Alors que notre quotidien est de plus en plus submergé d’images de toutes sortes, les musées d’art proposent de plus en plus de textes à lire : des explications et des études complètes sur la recherche de provenance, des documents d’archives sur l’histoire des collections et des dossiers sur le contexte des œuvres exposées. À Nancy, le Musée des Beaux-Arts, en collaboration avec le Musée Lorrain, présente depuis deux ans, dans une salle qui lui est dédiée, des expositions dites « Dossier, chacune consacrée à une « relecture critique et contextuelle des collections » et visant à ouvrir une « réflexion sur l’historiographie et ses appropriations politiques ». L’exposition actuelle vise à mettre en lumière la fonction des musées en tant qu’« instrument de domination » : différentes « formes de violence et d’asymétrie du pouvoir » y sont abordées à travers les exemples de la Révolution française, du colonialisme au XIXe siècle et de l’occupation allemande de la France pendant la Seconde Guerre mondiale.

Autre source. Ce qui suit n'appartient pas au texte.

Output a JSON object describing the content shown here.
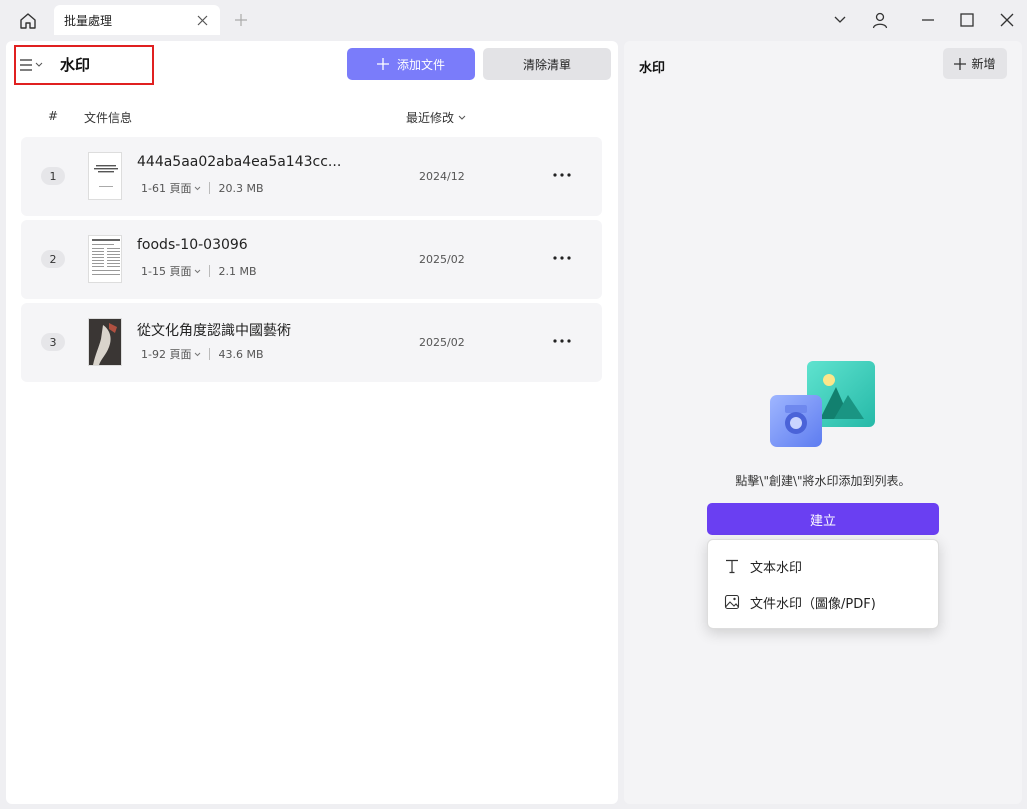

Le musée des Beaux-Arts de Nancy a largement profité de la barbarie et du vandalisme qui ont suivi la Révolution de 1789. À l’époque, les institutions ecclésiastiques, la cour royale et de nombreux nobles avaient d’abord été expropriés en France, puis les troupes françaises avaient saccagé l’Europe. C’est avec ce butin que fut fondé à Paris le « Musée central des arts ». Lorsque les salles du palais du Louvre ne suffirent plus, les biens spoliés furent répartis dans tout le pays : en 1801, quinze grands musées à « vocation encyclopédique et universelle » furent inaugurés, parmi lesquels figurait le Musée des Beaux-Arts de Nancy. C’est grâce à des biens volés aux monastères que la capitale lorraine a par exemple acquis une précieuse coupe en forme de globe réalisée par l’orfèvre zurichois Abraham Gessner.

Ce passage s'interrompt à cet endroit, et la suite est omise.